In occasione degli Swiss Music Awards, i motori dei LED wall si sono guastati poco prima dell'apertura delle porte e hanno dovuto essere parzialmente sostituiti. Poiché la drammaturgia dello spettacolo dipendeva dalla capacità di movimento dei LED wall, è stato uno shock. Ma alla fine è andata bene...
Ora è tornato in Svizzera. Vi siete affermati a livello internazionale quasi 20 anni fa. La tecnologia è ormai così avanzata da permettervi di beneficiare dei budget di Los Angeles dalla Svizzera?

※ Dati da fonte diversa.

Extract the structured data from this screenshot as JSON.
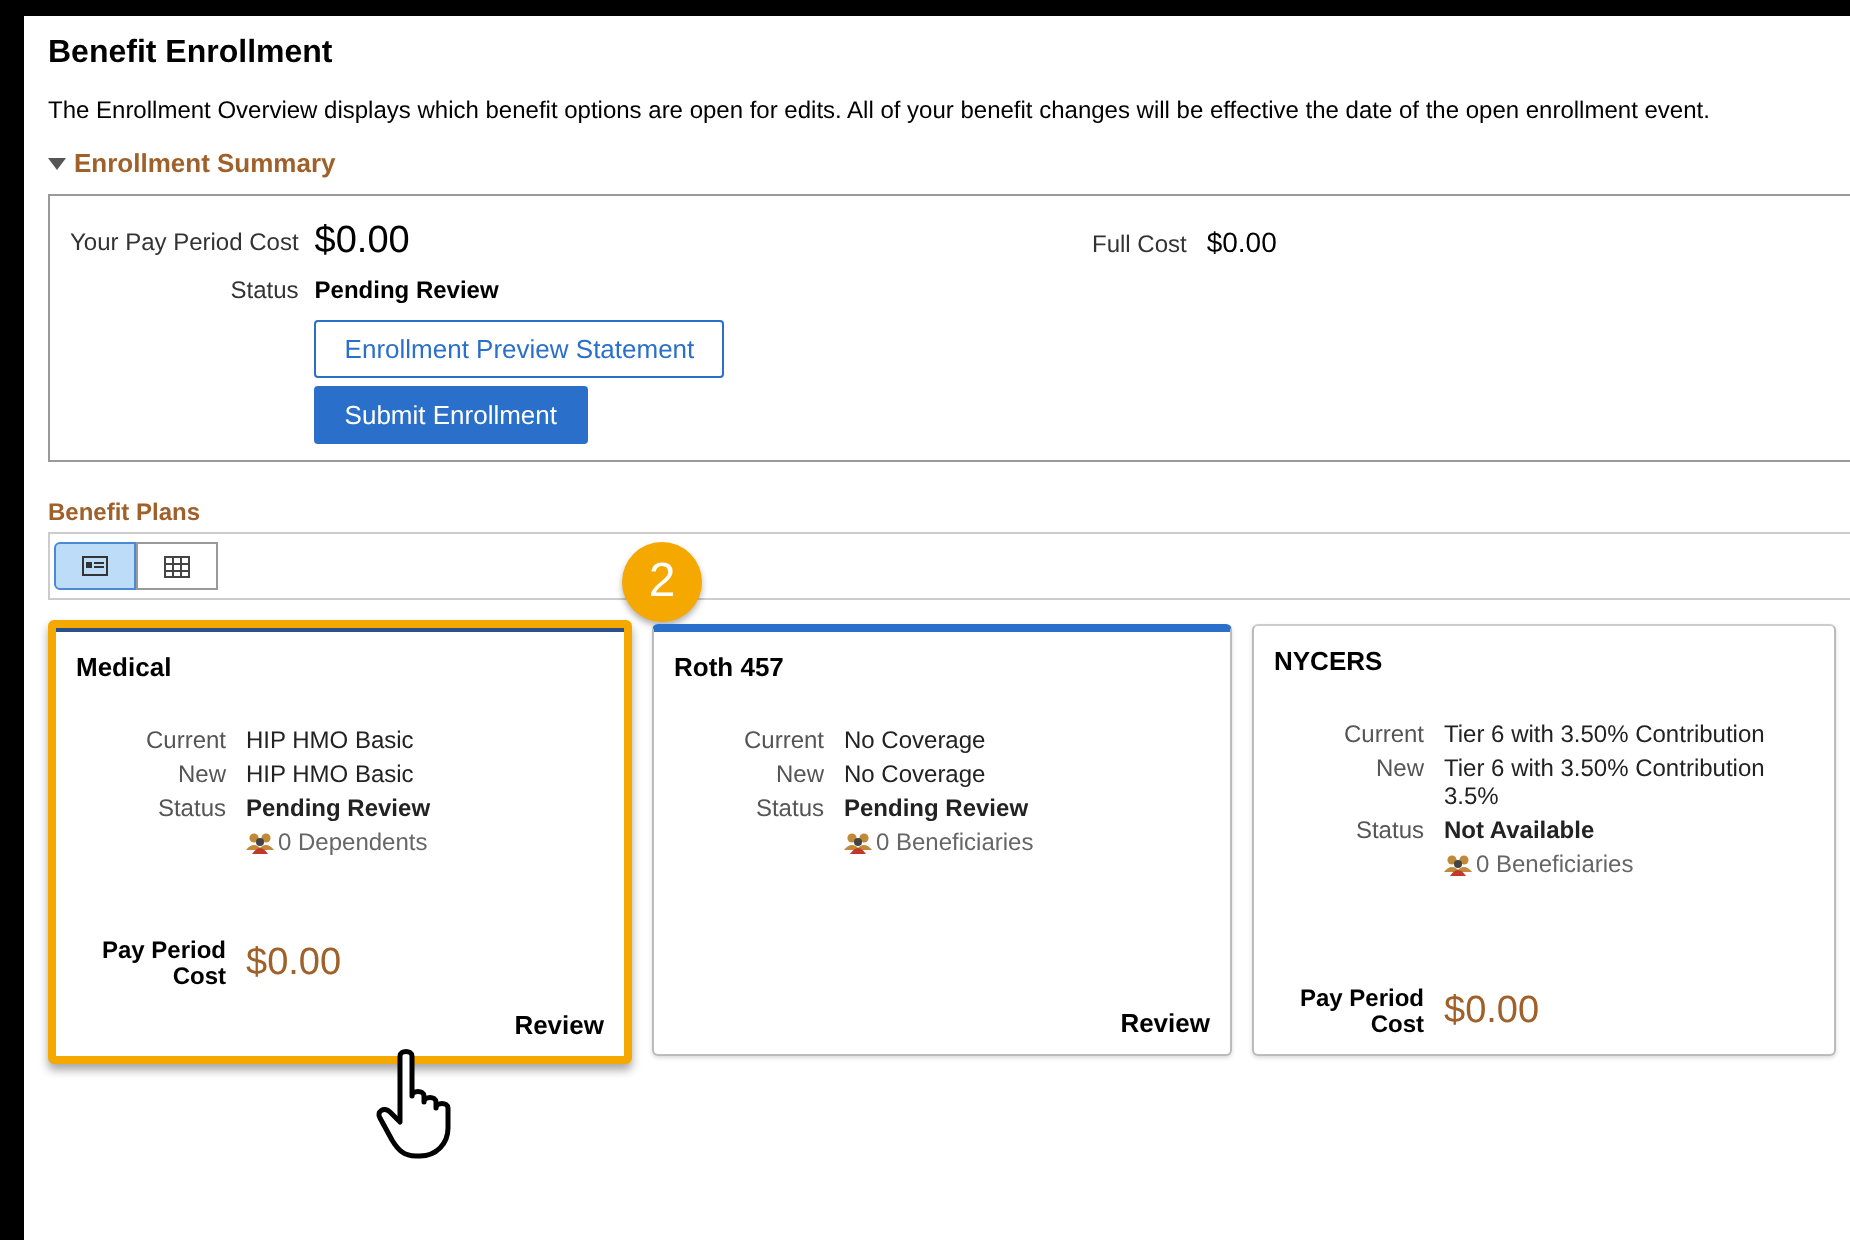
{
  "page": {
    "title": "Benefit Enrollment",
    "description": "The Enrollment Overview displays which benefit options are open for edits. All of your benefit changes will be effective the date of the open enrollment event."
  },
  "summary": {
    "title": "Enrollment Summary",
    "expanded": true,
    "pay_period_cost_label": "Your Pay Period Cost",
    "pay_period_cost": "$0.00",
    "full_cost_label": "Full Cost",
    "full_cost": "$0.00",
    "status_label": "Status",
    "status": "Pending Review",
    "buttons": [
      {
        "label": "Enrollment Preview Statement",
        "kind": "secondary"
      },
      {
        "label": "Submit Enrollment",
        "kind": "primary"
      }
    ]
  },
  "plans": {
    "title": "Benefit Plans",
    "views": [
      {
        "kind": "cards",
        "selected": true
      },
      {
        "kind": "grid",
        "selected": false
      }
    ],
    "callout": "2",
    "cards": [
      {
        "title": "Medical",
        "accent": true,
        "highlighted": true,
        "current_label": "Current",
        "current": "HIP HMO Basic",
        "new_label": "New",
        "new": "HIP HMO Basic",
        "status_label": "Status",
        "status": "Pending Review",
        "people": "0 Dependents",
        "cost_label": "Pay Period Cost",
        "cost": "$0.00",
        "action": "Review"
      },
      {
        "title": "Roth 457",
        "accent": true,
        "highlighted": false,
        "current_label": "Current",
        "current": "No Coverage",
        "new_label": "New",
        "new": "No Coverage",
        "status_label": "Status",
        "status": "Pending Review",
        "people": "0 Beneficiaries",
        "action": "Review"
      },
      {
        "title": "NYCERS",
        "accent": false,
        "highlighted": false,
        "current_label": "Current",
        "current": "Tier 6 with 3.50% Contribution",
        "new_label": "New",
        "new": "Tier 6 with 3.50% Contribution 3.5%",
        "status_label": "Status",
        "status": "Not Available",
        "people": "0 Beneficiaries",
        "cost_label": "Pay Period Cost",
        "cost": "$0.00"
      }
    ]
  }
}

Sarebbe bello, ma purtroppo non è così in questo caso. Ho ancora produzioni come questa, lavoro con i Def Leppard da quasi 10 anni, e c'è una situazione in cui hai un budget internazionale con cui possiamo operare qui dalla Svizzera. Ma in un certo senso è anche un'attività che dura poco. Si abbandona perché arrivano nuove persone o perché l'artista vuole lavorare con altri. Da questo punto di vista, devo stare un po' a Los Angeles per tenermi aggiornato, per incontrare persone e agenti. Negli ultimi anni questo aspetto si è un po' attenuato. Ma con la focalizzazione sulla nostra agenzia di branding, anche questo è stato un passo consapevole. Ora faccio più o meno quello che mi viene chiesto di fare e non sono più così attivo nell'acquisizione di eventi dal vivo come un tempo.
Non ti manca un po', il mondo della musica?

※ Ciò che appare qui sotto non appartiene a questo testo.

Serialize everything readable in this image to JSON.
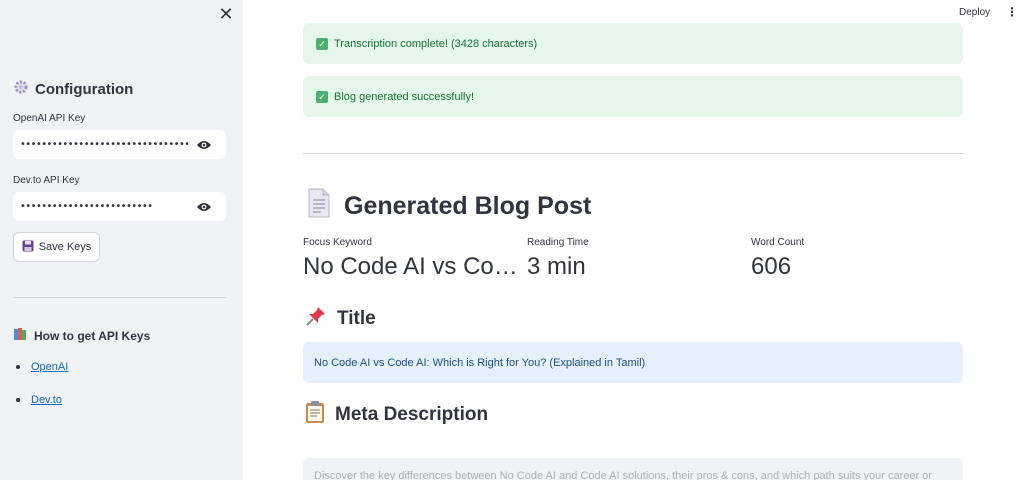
{
  "sidebar": {
    "close_icon": "close-icon",
    "config_heading": "Configuration",
    "config_icon": "gear-icon",
    "openai_label": "OpenAI API Key",
    "openai_value": "••••••••••••••••••••••••••••••••••••••••••••••••••",
    "devto_label": "Dev.to API Key",
    "devto_value": "•••••••••••••••••••••••••",
    "save_label": "Save Keys",
    "save_icon": "floppy-disk-icon",
    "howto_heading": "How to get API Keys",
    "howto_icon": "books-icon",
    "links": [
      {
        "label": "OpenAI"
      },
      {
        "label": "Dev.to"
      }
    ]
  },
  "header": {
    "deploy_label": "Deploy",
    "menu_icon": "kebab-menu-icon"
  },
  "main": {
    "alerts": [
      {
        "text": "Transcription complete! (3428 characters)"
      },
      {
        "text": "Blog generated successfully!"
      }
    ],
    "blog_heading": "Generated Blog Post",
    "blog_icon": "document-icon",
    "metrics": [
      {
        "label": "Focus Keyword",
        "value": "No Code AI vs Co…"
      },
      {
        "label": "Reading Time",
        "value": "3 min"
      },
      {
        "label": "Word Count",
        "value": "606"
      }
    ],
    "title_heading": "Title",
    "title_icon": "pushpin-icon",
    "title_value": "No Code AI vs Code AI: Which is Right for You? (Explained in Tamil)",
    "meta_heading": "Meta Description",
    "meta_icon": "clipboard-icon",
    "meta_value": "Discover the key differences between No Code AI and Code AI solutions, their pros & cons, and which path suits your career or"
  },
  "colors": {
    "sidebar_bg": "#f0f2f6",
    "success_bg": "#e4f7ea",
    "success_text": "#177233",
    "info_bg": "#e6f0fb",
    "info_text": "#1c4f85",
    "link": "#0f6bbf"
  }
}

Assolutamente. Non importa quale sia la dimensione della produzione, ma l'intero inizio del concerto, il buio, l'entrata in scena, la luce e l'inizio. Mi manca un po' di quel brivido e di quella follia. Con le grandi produzioni, a volte sei chiuso in un luogo per sei settimane, arrivi alle 3 o alle 4 del pomeriggio, gli artisti provano sul palco, le coreografie vengono provate. Tra le 19.00 e le 22.00 ci possono essere prove generali e prove con gli artisti e la band. Poi, dalle 22 alle 7 del mattino, è il momento del team creativo. Poi programmiamo l'intero spettacolo, ogni singola luce viene programmata. Alle 7 del mattino prendiamo la navetta per tornare in albergo, andiamo a dormire e torniamo al teatro alle 15.00. A un certo punto non sai più se è giovedì o domenica, le 4 del mattino o le 5 del pomeriggio.
Vi perderete anche le feste dopo lo spettacolo...

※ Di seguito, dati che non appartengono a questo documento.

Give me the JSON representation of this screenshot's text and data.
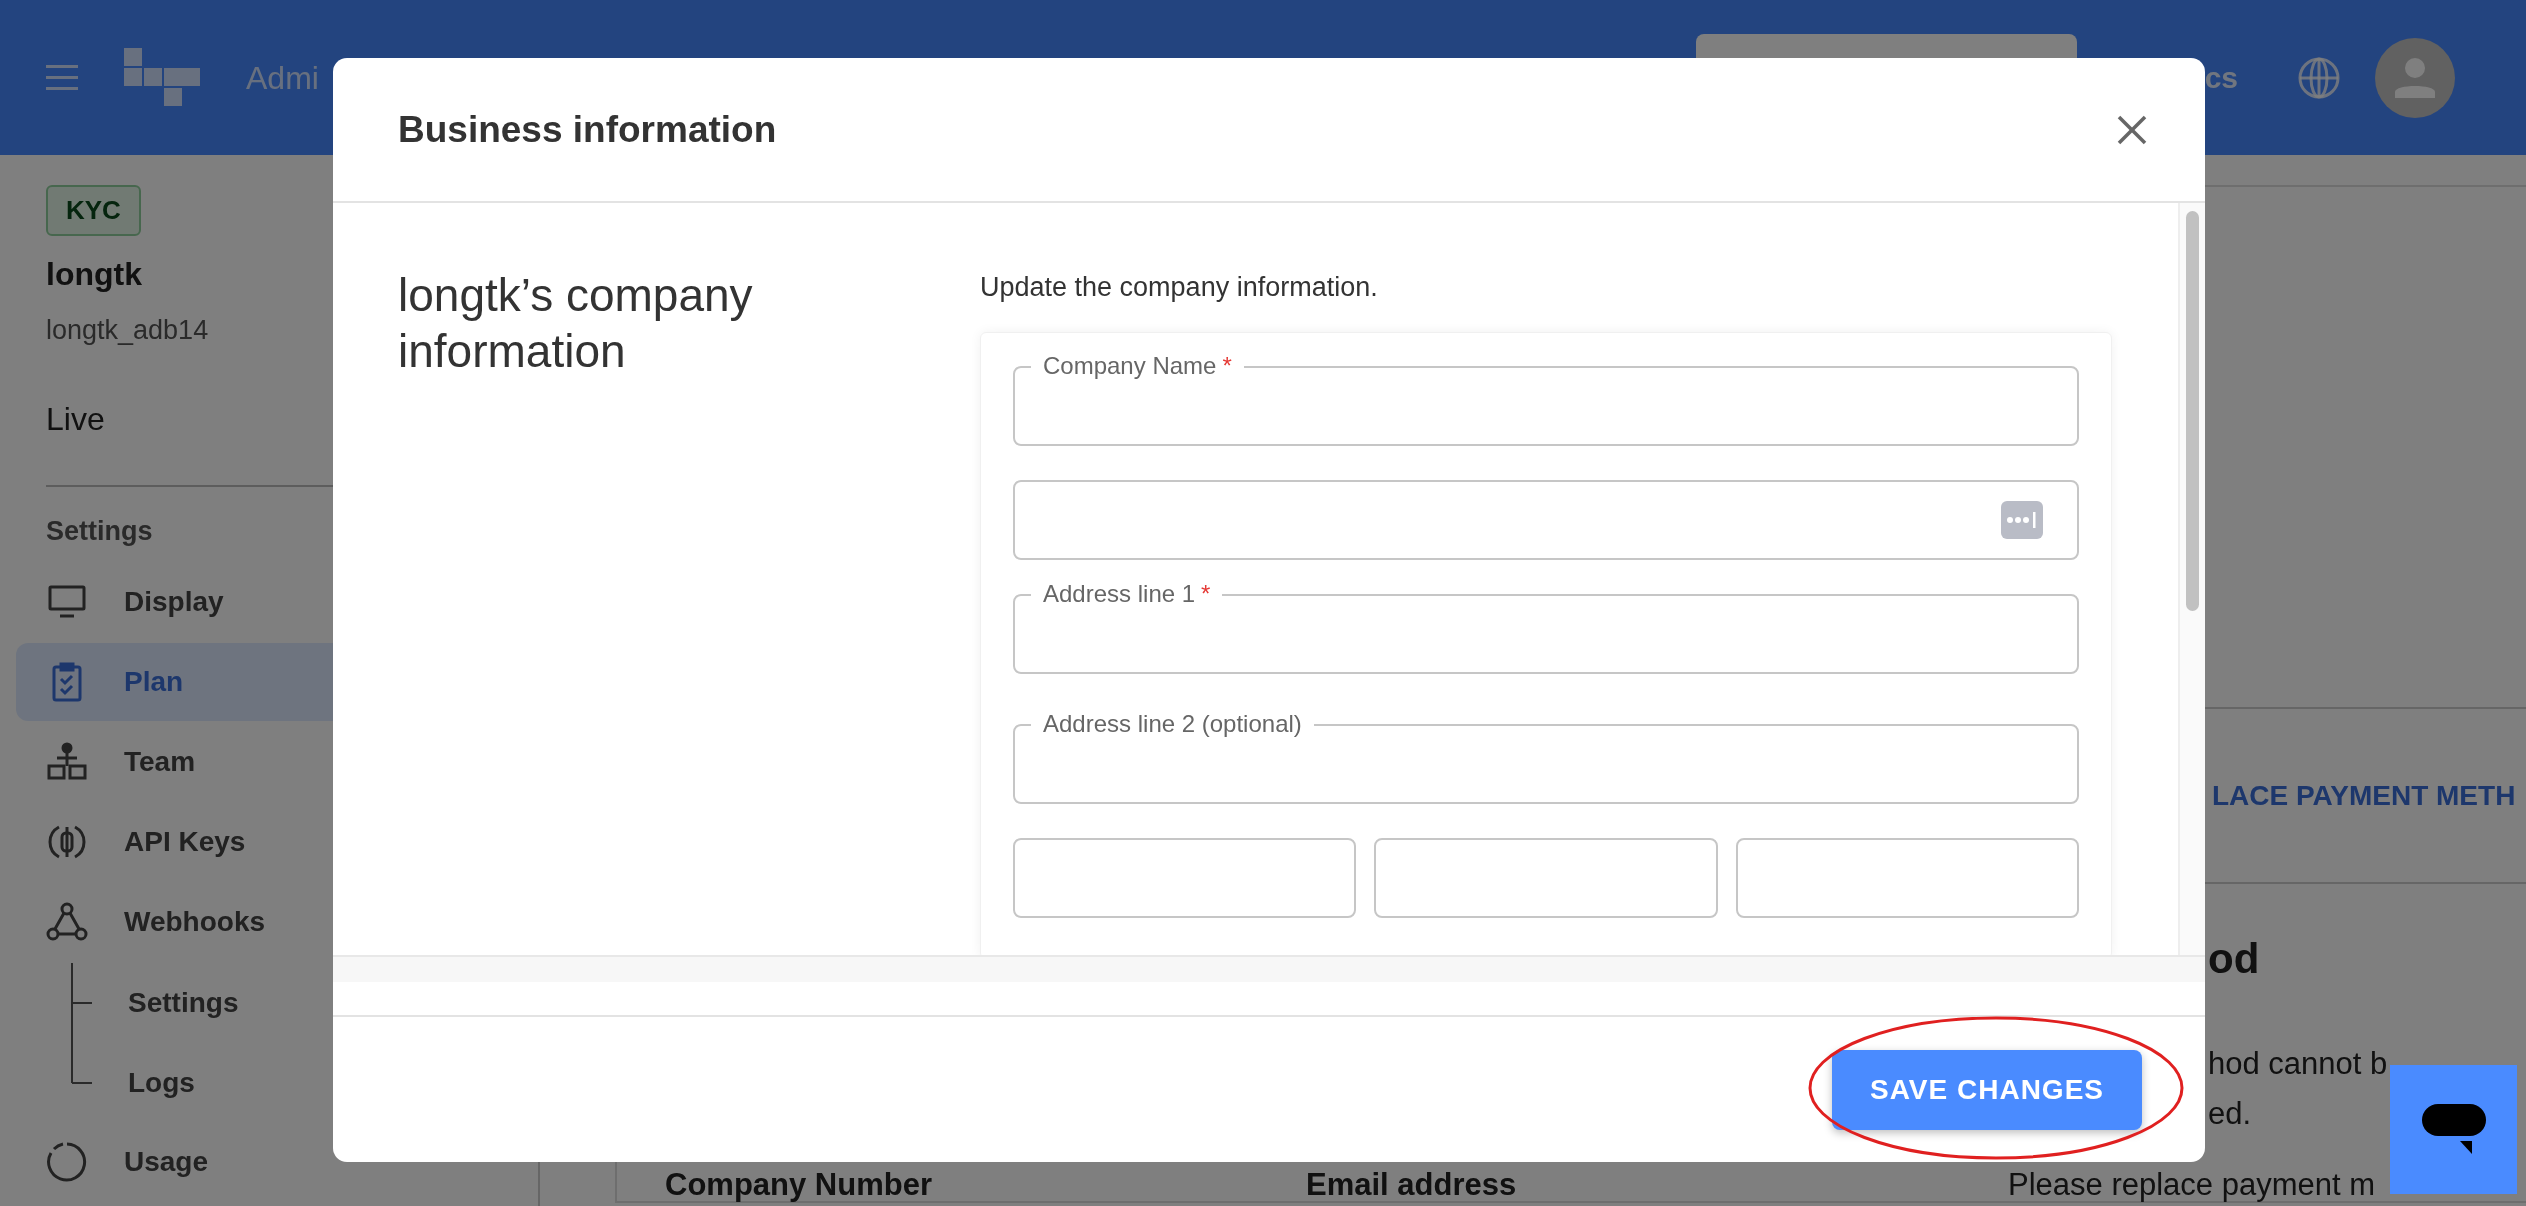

Certo. Quando si viaggia un po' a questo livello, si vola da qualche parte con un aereo privato, tutte le feste in cui sono presenti le star, è piuttosto eccitante. Ma, sì, è già successo ed è bene che ci sia qualcos'altro.
Rimarrà in contatto con le persone con cui ha lavorato?
Con certe persone, sì. Maxwell, per esempio, anche se non lo vedo da un po'. È molto bello quando ci si rende conto che ci si apprezza e ci si fida l'uno dell'altro.
Qual è stato il momento più importante del suo spettacolo?
Jay-Z allo Yankee Stadium è stato il più grande party hip-hop fino ad oggi e di conseguenza impressionante.
E la festa più bella?
L'after-show party con Puff Daddy nel suo camerino dopo il concerto al Barclay Centre di Brooklyn.
I migliori spettacoli che ha vissuto in Svizzera?
Evelinn Trouble su m4music. Lo spettacolo tributo agli Young Gods a Montreux. Pike all'Hallenstadion (nota dell'editore: Roger Staub era responsabile delle immagini di questo spettacolo).
Da solo a casa, cosa ascolta volontariamente?
Molto mista. Dai Radiohead a Prince. Prince è il mio grande amore musicale dagli anni Ottanta. Ho un grande debole per la musica nera in generale, da Marvin Gaye a Kendrick Lamar.
E ora hai di nuovo tempo per la tua band?
Esattamente, haha! La decisione di guadagnarmi da vivere con la produzione di musica, non con la musica in sé, mi ha sempre aiutato un po', credo, ad avere un rapporto rilassato con la musica. Quando mi siedo al pianoforte o suono un po' di batteria o di basso, mi sento bene. Allora sono felice, e non c'è bisogno di fare di più.